Shooting starts, if all goes to plan, on April 18th, as soon as he gets home from the tour. He'll then go back out on the rock festival circuit for the summer, edit in the autumn, and expects a release in early 2012.
It is, says Rob, a project that's been kicking around for some years, but it's only now that the opportunity has arisen to get it before the cameras. "Like a lot of my ideas, I had this one a long time ago," he tells us, "but it was never the right time to make it. Eventually it spun off into a song [on 2006's Educated Horses album] but there were still no plans to turn it into a movie until the Paranormal Activity guys [Oren Peli, Steven Schneider and Jason Blum, under their Haunted Films banner] approached me and wanted to do something. I didn't have any specific plans, but I mentioned Lords of Salem and they really latched onto it."

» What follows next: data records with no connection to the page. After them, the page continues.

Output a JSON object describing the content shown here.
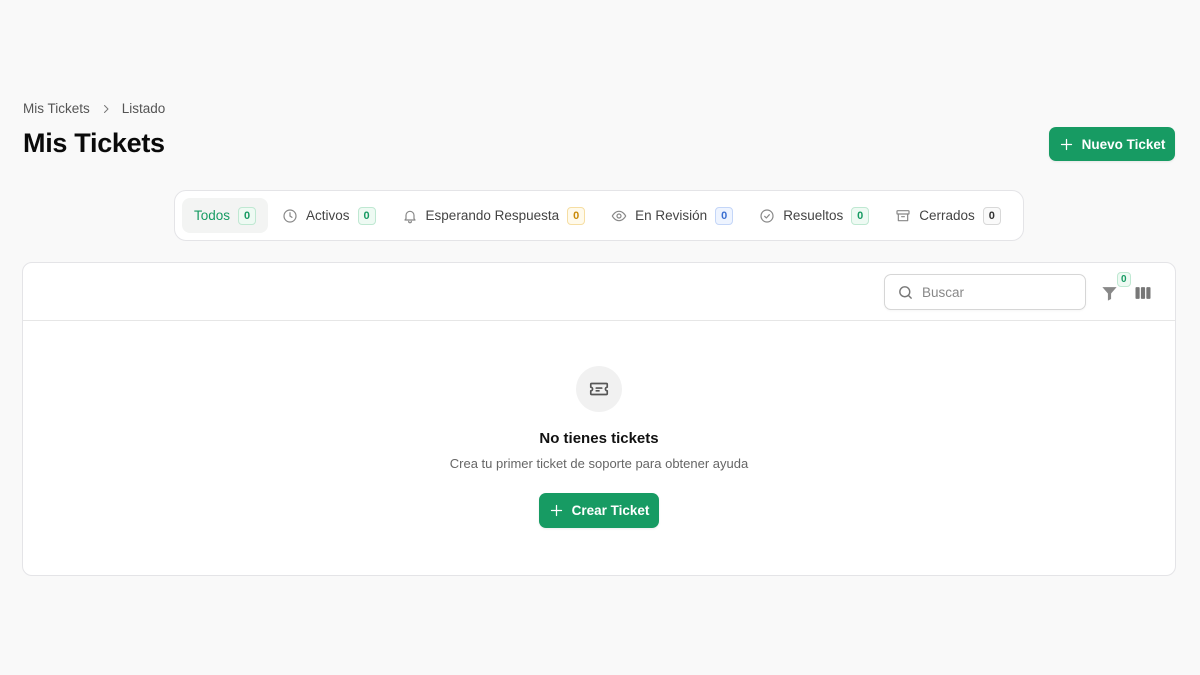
{
  "breadcrumb": {
    "root": "Mis Tickets",
    "current": "Listado"
  },
  "page": {
    "title": "Mis Tickets"
  },
  "actions": {
    "new_ticket_label": "Nuevo Ticket"
  },
  "tabs": [
    {
      "label": "Todos",
      "count": "0",
      "icon": "none",
      "badge_color": "green"
    },
    {
      "label": "Activos",
      "count": "0",
      "icon": "clock-icon",
      "badge_color": "green"
    },
    {
      "label": "Esperando Respuesta",
      "count": "0",
      "icon": "bell-icon",
      "badge_color": "amber"
    },
    {
      "label": "En Revisión",
      "count": "0",
      "icon": "eye-icon",
      "badge_color": "blue"
    },
    {
      "label": "Resueltos",
      "count": "0",
      "icon": "check-circle-icon",
      "badge_color": "green"
    },
    {
      "label": "Cerrados",
      "count": "0",
      "icon": "archive-icon",
      "badge_color": "gray"
    }
  ],
  "toolbar": {
    "search_placeholder": "Buscar",
    "filter_count": "0"
  },
  "empty_state": {
    "title": "No tienes tickets",
    "subtitle": "Crea tu primer ticket de soporte para obtener ayuda",
    "button_label": "Crear Ticket"
  },
  "colors": {
    "accent": "#179b63",
    "background": "#f9f9f9"
  }
}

Inspired by the Salem witch trials, the film won't be a period piece, but will sport a prologue set in 1692. "There were twenty people that everyone knows about - obviously all innocent - executed as witches in Salem," explains Rob. "The basic premise of the film is that there were a further four who actually were witches, who were killed secretly, and vowed one day to return to wreak havoc on Salem's descendants. That's when the movie jumps ahead to the present day and things start to go wrong..."
Following The Devil's Rejects and the Halloween films, Zombie's initial intention was to take a break from horror: plans were afoot to make the grindhouse-y Tyrannosaurus Rex ("a really violent, 1970s crime biker movie") and a new version of The Blob. Of the latter, Rob says he simply backed out. "I didn't want to do another remake," he tells us. "You just can't win. If it's too similar to the original, everybody wonders what the point was, but if it's too different, everybody complains that it's... too different! I found especially with Halloween II that everyone talked about what it wasn't and not what it was: 'you can't do that with Michael Myers; you can't do that with Loomis...' It's like people have a set of rules in their minds about how these things should function, and you can't work like that."
He hopes that Tyrannosaurus Rex will follow Lords of Salem, but says that it wasn't a project that fit with the supernatural slant that Peli and co were looking for: "I'd love to make a Western too, but the trouble is that films are expensive. When you find people like the Paranormal guys who are super-enthusiastic and super-cool and ready to put up the money for something, you'd be out of your mind to turn them down."
Zombie naysayers may be disappointed to hear that he cares nothing for negative press: "The thing I find with my music and especially the movies, is that people either love it to death, or hate it like it's the worst thing they've ever, ever seen, which to me shows I'm on the right path! You forget about a lot of movies practically before you've left the cinema. If I got no reaction at all then I'd know I'd failed."
But he acknowledges the odd distance between his cheerfully goofy schlock-rock and his brutally uncomfortable films: "I always saw rock differently than movies. I don't watch the Rolling Stones the same way I watch Taxi Driver. My first film, House of 1000 Corpses, is probably the closest in tone to my music, because it's colourful and goofy and over-the-top, and it's the one I was least happy with. When it was done I realised I didn't like that approach. I stripped all that away for The Devil's Rejects."
"Lords of Salem is probably the bleakest of all my films," Rob promises. It's only gonna get worse!
Rob Zombie's Hellbilly Deluxe 2 is out now on Roadrunner Records.